El decreto también habilita al Ministerio de Economía a establecer el calendario de desembolsos, las condiciones de devolución y la firma de los convenios necesarios para instrumentar la operación, otorgándole un amplio margen para administrar la asistencia financiera.
En los fundamentos de la medida, el Ejecutivo sostiene que Córdoba atraviesa un problema transitorio de liquidez que dificulta afrontar compromisos derivados de la ejecución presupuestaria y de la amortización de deuda. Sin embargo, el recurso a este tipo de anticipos también refleja las crecientes restricciones que enfrentan varias provincias para equilibrar sus cuentas en un escenario de desaceleración de la recaudación, ajuste del gasto nacional y menores transferencias discrecionales.

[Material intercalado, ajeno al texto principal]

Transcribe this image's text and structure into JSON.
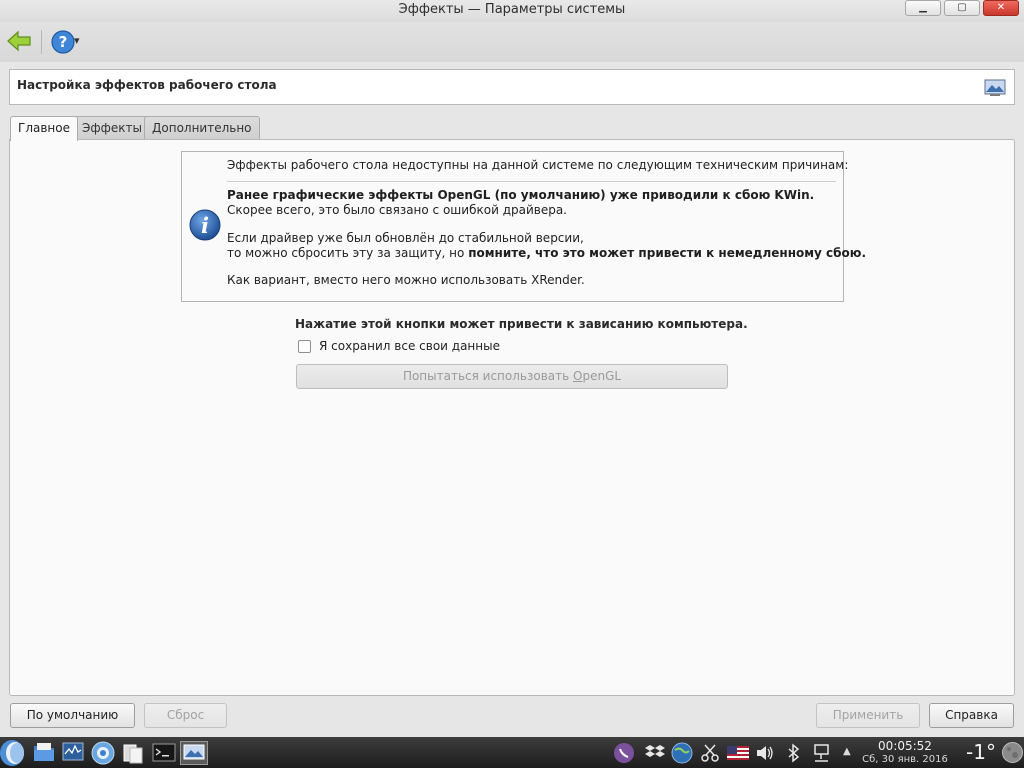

La asistencia se enmarca en las facultades previstas por el artículo 124 de la Ley 11.672, que autoriza al Ministerio de Economía a otorgar adelantos financieros a las provincias con cargo a los recursos que posteriormente les corresponden por la distribución de impuestos nacionales.
Córdoba no constituye un caso aislado. Durante 2026 el Gobierno ya implementó mecanismos similares para otras jurisdicciones. Entre Ríos fue una de las primeras en acceder a un anticipo financiero, mientras que posteriormente Santa Fe y Jujuy también fueron incorporadas a este esquema de asistencia.
La reiteración de estas operaciones muestra que, pese al objetivo oficial de consolidar el equilibrio de las cuentas públicas, la Nación continúa desempeñando un rol central como fuente de financiamiento de las provincias.
En ese contexto, los anticipos aparecen como una solución para atender urgencias de liquidez, aunque trasladan parte del problema hacia adelante mediante descuentos sobre la coparticipación y mayores compromisos financieros para las administraciones provinciales.